Geordnete Neuwahlen mit verantwortungsbewusster Terminplanung elementar wichtig für unsere Demokratie und die Menschen in unserem Land
Als Voraussetzungen für Neuwahlen gilt es für den Bundeskanzler, die Vertrauensfrage zu stellen. Anschließend kann der Bundespräsident auf Vorschlag des Bundeskanzlers innerhalb von 21 Tagen den Bundestag auflösen. Im nächsten Schritt müssen die Neuwahlen innerhalb von 60 Tagen stattfinden. Gemäß dieser Regeln wird die Vertrauensfrage am 15. Januar 2025 eine Auflösung des Parlamentes spätestens am 05. Februar 2025 zur Folge haben. Um in der ganzen Republik ausreichend Zeit für die ordentliche Organisation und zwingende Vorbereitungen zu gewähren, sind die Neuwahlen dann im März naheliegend. Die Entscheidung über den Wahltermin liegt allein beim Bundespräsidenten, wobei Vorschläge der scheidenden Bundesregierung üblich sind. Eine Abweichung von diesem geordneten Verfahren wäre nur über das konstruktive Misstrauensvotum möglich. Dazu müsste die Opposition den Kanzler abwählen und einen neuen Kanzler wählen. Das rechnerisch mögliche Szenario wäre jedoch ein politischer Skandal - der Fall der so genannten Brandmauer: Gegen die Stimmen aus der verbleibenden Regierungskoalition aus SPD und Bündnis 90/Die Grünen müsste sich der Oppositionsführer Friedrich Merz mit den Stimmen von CDU/CSU, FDP, BSW und AFD wählen lassen.

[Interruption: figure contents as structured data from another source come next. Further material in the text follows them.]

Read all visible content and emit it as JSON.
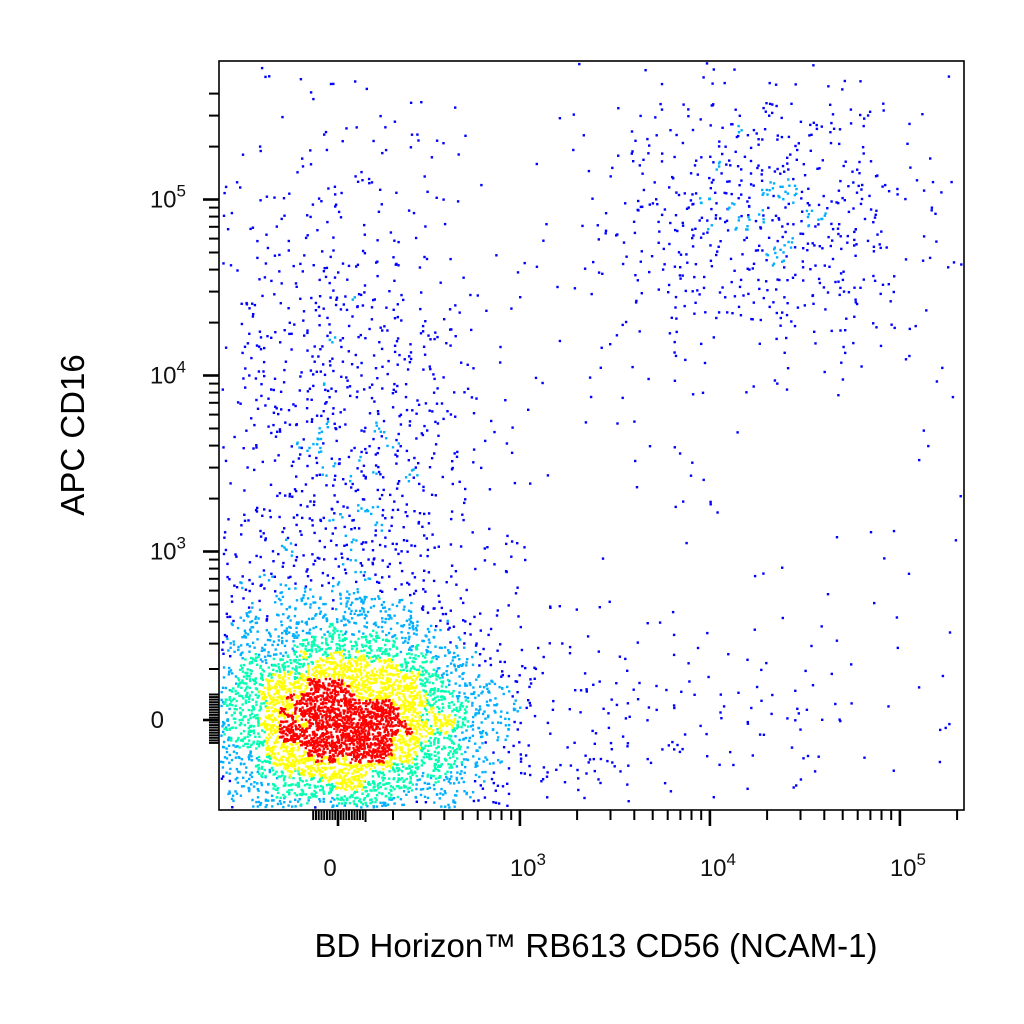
{
  "chart_data": {
    "type": "scatter",
    "subtype": "flow-cytometry-density-dot-plot",
    "title": "",
    "xlabel": "BD Horizon™ RB613 CD56 (NCAM-1)",
    "ylabel": "APC CD16",
    "x_scale": "biexponential",
    "y_scale": "biexponential",
    "xlim": [
      -150,
      200000
    ],
    "ylim": [
      -150,
      400000
    ],
    "grid": false,
    "legend": "none",
    "x_ticks": [
      {
        "value": 0,
        "base": "0",
        "exp": ""
      },
      {
        "value": 1000,
        "base": "10",
        "exp": "3"
      },
      {
        "value": 10000,
        "base": "10",
        "exp": "4"
      },
      {
        "value": 100000,
        "base": "10",
        "exp": "5"
      }
    ],
    "y_ticks": [
      {
        "value": 0,
        "base": "0",
        "exp": ""
      },
      {
        "value": 1000,
        "base": "10",
        "exp": "3"
      },
      {
        "value": 10000,
        "base": "10",
        "exp": "4"
      },
      {
        "value": 100000,
        "base": "10",
        "exp": "5"
      }
    ],
    "density_colormap": [
      "#0000ff",
      "#00b0ff",
      "#00ffb0",
      "#ffff00",
      "#ff0000"
    ],
    "populations": [
      {
        "center": [
          25,
          0
        ],
        "spread": [
          0.38,
          0.3
        ],
        "events": 5200
      },
      {
        "center": [
          30,
          2500
        ],
        "spread": [
          0.4,
          1.0
        ],
        "events": 1300
      },
      {
        "center": [
          20000,
          80000
        ],
        "spread": [
          0.45,
          0.4
        ],
        "events": 650
      },
      {
        "center": [
          1500,
          0
        ],
        "spread": [
          1.0,
          0.28
        ],
        "events": 280
      },
      {
        "center": [
          6000,
          5000
        ],
        "spread": [
          1.9,
          1.4
        ],
        "events": 260
      }
    ]
  }
}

Seriöse demokratische Prozesse brauchen Zeit. Da sind wir uns in meiner Bundestagsfraktion absolut einig. Die Forderung nach eiligen Neuwahlen hören sich einfach und stimmig an. Allerdings ignorieren sie erhebliche organisatorische und formelle Herausforderungen und Gefahren für unsere Demokratie im Innern sowie auch für unsere äußere Sicherheit. CDU/CSU, FDP und AfD fordern eine umgehende Vertrauensfrage und schnellstmögliche Neuwahlen bis Ende Januar. Jetzt um wenige Woche zu feilschen ist nicht nur politisch gefährlich, auch weil niemand weiß, wie lange die Bildung einer neuen Regierung dauern wird. Mit Blick auf die jüngsten Ereignisse in Thüringen und Sachsen, vor allem abgebrochenen Koalitionsverhandlungen, wären chaotische Zustände nicht ausgeschlossen.
Ordentliche freie, offene, geheime und faire Wahlen zu gewährleisten ist elementar. Hier würden wir die Kommunen unnötig unter Druck setzen. In vielen Wahlkreisen sind noch gar nicht alle Kandidierenden gewählt. Schließlich müssen auch die Wähler:innen müssen die Chance haben, optional per Briefwahl zu entscheiden, wen sie wählen wollen. Sowohl die Bundeswahlleiterin, als auch die Vertreter in den Ländern und Kommunen appellieren hier an eine besonnene Terminplanung.
Ein transparenter, fairer und freier Wahlkampf ist das Herzstück der Demokratie. Er unterscheidet Autokratien und Diktaturen von Demokratien.
Es gibt keinen vernünftigen Grund, dieses so wichtige Ereignis übers Knie zu brechen. Die kurze Phase der Minderheitsregierung muss jetzt zur Stunde des Parlamentarismus werden - eine Frage des Pflichtbewusstseins.